The interesting change of pace on this topic is that, AFAIK, this is the first time I have come across a thread expressing support for Better Records business model.  The typical thread on this topic is a negative thread upset at their pricing structure.
 For years I bought the hype of MFSL and other reissues being audiophile quality. For sure these were almost always much higher quality vinyl. Surface noise was indeed very quiet. This was easy to hear, and good enough to keep me convinced. For years, decades, I was quite certain the only difference between a good and a bad pressing was this sort of obvious noise. If there were no warps, skips or pops then it must be perfect. Right?

Then I started to notice, quite by accident, that cut-outs sounded a lot better than most other records. Cut-outs are where the cover is cut, a notch or a corner, sometimes also with a sticker or embossed with the warning Promotional Not For Resale or something similar. These would go to radio stations and such and tended to be among the earliest copies pressed.

If you know anything about records at all you should know they use a stamper to literally stamp out copies. Well obviously over time the stamper is going to wear out. Equally obviously the finest most subtle details will be the first to go. So no wonder the early pressings sound better.

Unfortunately there are no serial numbers or other markings to know which are early and which are late. Some people make a big deal of the scribbles in the "hot wax" which is typically insider engineer type info. This tells you almost nothing in terms of sound quality. Might help weed out the crap stampers but it will not help at all to identify the really good sounding copies.

One way I know for sure is by comparing some of my old records to the Hot Stampers. In every case so far they are absolutely identical. Only one way to tell them apart- play and listen. Then it becomes obvious. Absolutely unambiguously obvious.

Probably what happens is the first few hundred copies have pretty much all the detail that ever was on the stamper. These are White Hot Stampers. Then gradually over time as this detail wears away they are producing Super Hot Stampers, and then Hot Stampers. From that point on, from say a thousand to a hundred thousand, are all the vast majority of what we consider "good" pressings.

This is all assuming everything else is up to snuff. One tiny detail anywhere not quite right and it won’t matter how new the stamper or how good the engineering. Which details? Wish we knew. Something tells me even Tom Port, who being in the business he is probably knows more than anyone, never really knows for sure. Record pressing is after all very much like making virtuoso violins, where details as fine as what pigments were used in the varnish wind up influencing the resulting sound. The craftsmen who ran those old record machines are about as long gone as Stradivari himself- and their secrets gone with them.

That at least is how I figure it. This would explain how it is that even as obsessed an audiophile as Chad Kassem who bought an entire lathe and pressing plant and had it relocated and restored like some fine work of art, even he does not seem to be able to match some of these old records. Which is amazing, considering they were the CD of their day.

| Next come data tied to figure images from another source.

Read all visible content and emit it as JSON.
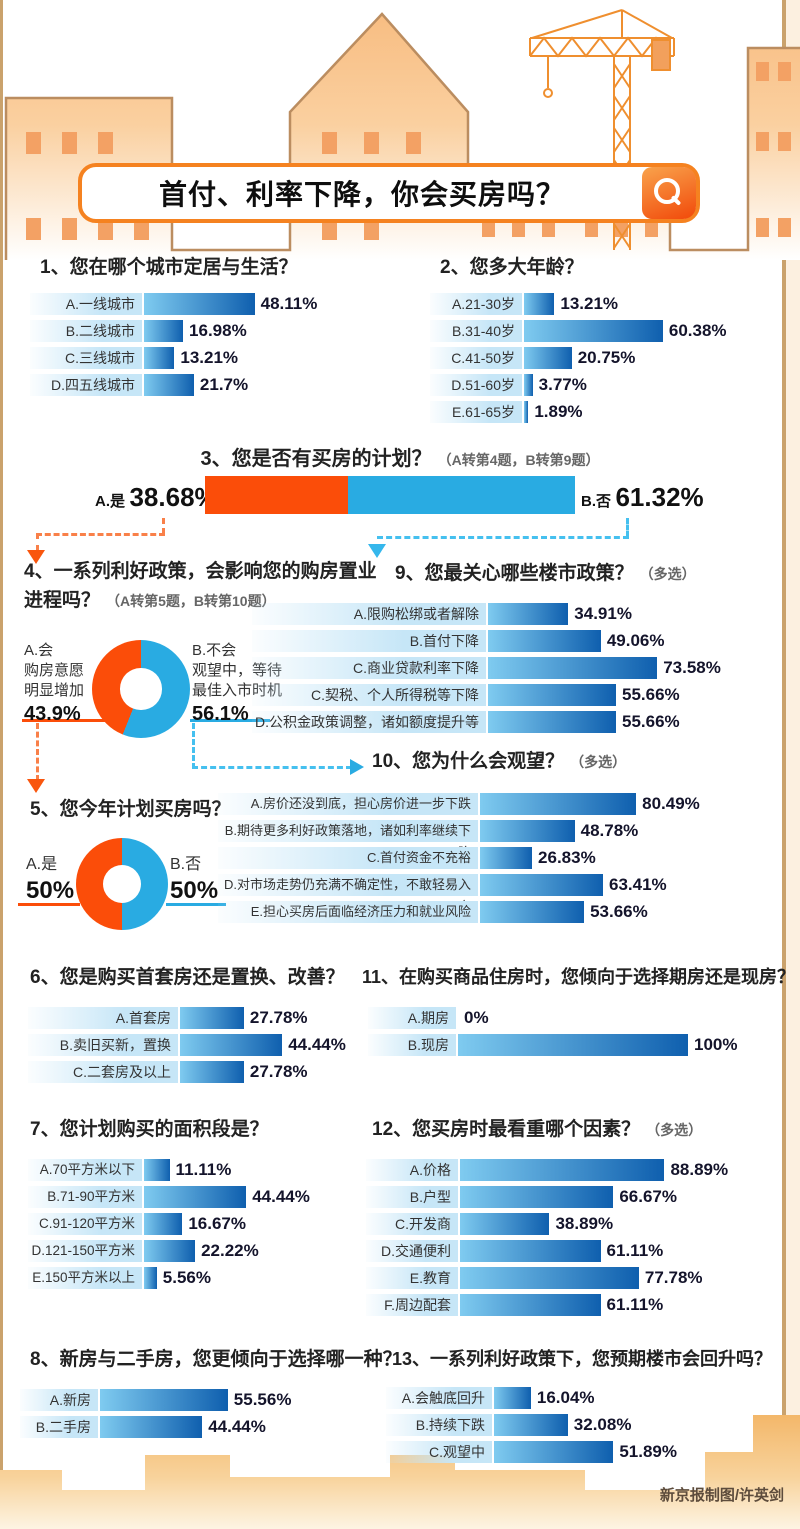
{
  "page": {
    "title": "首付、利率下降，你会买房吗？",
    "credit": "新京报制图/许英剑",
    "icons": {
      "search": "magnifier"
    }
  },
  "colors": {
    "orange": "#fb4d09",
    "blue": "#29abe2",
    "bar_start": "#7fcbf0",
    "bar_end": "#0f5fae",
    "label_bg": "#c6e6f7",
    "dashed_orange": "#f98049",
    "dashed_blue": "#45c0ef",
    "skyline_fill": "#fbd3a4",
    "skyline_outline": "#bb8d60",
    "window": "#f3a164",
    "search_border": "#f58220"
  },
  "chart_data": [
    {
      "id": "q1",
      "type": "bar",
      "title": "1、您在哪个城市定居与生活？",
      "note": "",
      "unit": "%",
      "categories": [
        "A.一线城市",
        "B.二线城市",
        "C.三线城市",
        "D.四五线城市"
      ],
      "values": [
        48.11,
        16.98,
        13.21,
        21.7
      ]
    },
    {
      "id": "q2",
      "type": "bar",
      "title": "2、您多大年龄？",
      "note": "",
      "unit": "%",
      "categories": [
        "A.21-30岁",
        "B.31-40岁",
        "C.41-50岁",
        "D.51-60岁",
        "E.61-65岁"
      ],
      "values": [
        13.21,
        60.38,
        20.75,
        3.77,
        1.89
      ]
    },
    {
      "id": "q3",
      "type": "stacked-bar",
      "title": "3、您是否有买房的计划？",
      "note": "（A转第4题，B转第9题）",
      "unit": "%",
      "segments": [
        {
          "label": "A.是",
          "value": 38.68,
          "color": "orange"
        },
        {
          "label": "B.否",
          "value": 61.32,
          "color": "blue"
        }
      ]
    },
    {
      "id": "q4",
      "type": "donut",
      "title": "4、一系列利好政策，会影响您的购房置业进程吗？",
      "note": "（A转第5题，B转第10题）",
      "unit": "%",
      "segments": [
        {
          "lines": [
            "A.会",
            "购房意愿",
            "明显增加"
          ],
          "value": 43.9,
          "color": "orange"
        },
        {
          "lines": [
            "B.不会",
            "观望中，等待",
            "最佳入市时机"
          ],
          "value": 56.1,
          "color": "blue"
        }
      ]
    },
    {
      "id": "q5",
      "type": "donut",
      "title": "5、您今年计划买房吗？",
      "note": "",
      "unit": "%",
      "segments": [
        {
          "lines": [
            "A.是"
          ],
          "value": 50,
          "color": "orange"
        },
        {
          "lines": [
            "B.否"
          ],
          "value": 50,
          "color": "blue"
        }
      ]
    },
    {
      "id": "q6",
      "type": "bar",
      "title": "6、您是购买首套房还是置换、改善？",
      "note": "",
      "unit": "%",
      "categories": [
        "A.首套房",
        "B.卖旧买新，置换",
        "C.二套房及以上"
      ],
      "values": [
        27.78,
        44.44,
        27.78
      ]
    },
    {
      "id": "q7",
      "type": "bar",
      "title": "7、您计划购买的面积段是？",
      "note": "",
      "unit": "%",
      "categories": [
        "A.70平方米以下",
        "B.71-90平方米",
        "C.91-120平方米",
        "D.121-150平方米",
        "E.150平方米以上"
      ],
      "values": [
        11.11,
        44.44,
        16.67,
        22.22,
        5.56
      ]
    },
    {
      "id": "q8",
      "type": "bar",
      "title": "8、新房与二手房，您更倾向于选择哪一种？",
      "note": "",
      "unit": "%",
      "categories": [
        "A.新房",
        "B.二手房"
      ],
      "values": [
        55.56,
        44.44
      ]
    },
    {
      "id": "q9",
      "type": "bar",
      "title": "9、您最关心哪些楼市政策？",
      "note": "（多选）",
      "unit": "%",
      "categories": [
        "A.限购松绑或者解除",
        "B.首付下降",
        "C.商业贷款利率下降",
        "C.契税、个人所得税等下降",
        "D.公积金政策调整，诸如额度提升等"
      ],
      "values": [
        34.91,
        49.06,
        73.58,
        55.66,
        55.66
      ]
    },
    {
      "id": "q10",
      "type": "bar",
      "title": "10、您为什么会观望？",
      "note": "（多选）",
      "unit": "%",
      "categories": [
        "A.房价还没到底，担心房价进一步下跌",
        "B.期待更多利好政策落地，诸如利率继续下降",
        "C.首付资金不充裕",
        "D.对市场走势仍充满不确定性，不敢轻易入市",
        "E.担心买房后面临经济压力和就业风险"
      ],
      "values": [
        80.49,
        48.78,
        26.83,
        63.41,
        53.66
      ]
    },
    {
      "id": "q11",
      "type": "bar",
      "title": "11、在购买商品住房时，您倾向于选择期房还是现房？",
      "note": "",
      "unit": "%",
      "categories": [
        "A.期房",
        "B.现房"
      ],
      "values": [
        0,
        100
      ]
    },
    {
      "id": "q12",
      "type": "bar",
      "title": "12、您买房时最看重哪个因素？",
      "note": "（多选）",
      "unit": "%",
      "categories": [
        "A.价格",
        "B.户型",
        "C.开发商",
        "D.交通便利",
        "E.教育",
        "F.周边配套"
      ],
      "values": [
        88.89,
        66.67,
        38.89,
        61.11,
        77.78,
        61.11
      ]
    },
    {
      "id": "q13",
      "type": "bar",
      "title": "13、一系列利好政策下，您预期楼市会回升吗？",
      "note": "",
      "unit": "%",
      "categories": [
        "A.会触底回升",
        "B.持续下跌",
        "C.观望中"
      ],
      "values": [
        16.04,
        32.08,
        51.89
      ]
    }
  ]
}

The info on Better-records.com is spot on. There are always exceptions, sure. But for the most part it really does come down to a choice- you can have quiet vinyl, or you can have tubey magic. Quiet vinyl we have in abundance. Tubey magic they just don't seem to be able to make any more. 

The last MoFi I bought will probably be the last MoFi I ever buy. Year of the Cat on MoFi is so stepped on, so devoid of life and presence and detail I sent it off to Tom for entertainment value. Some clown on discogs thought it was worth $20! Pure crap, even compared to my random average beat up played a million times copy. My White Hot Stamper is expected to be delivered tomorrow. I can hardly wait!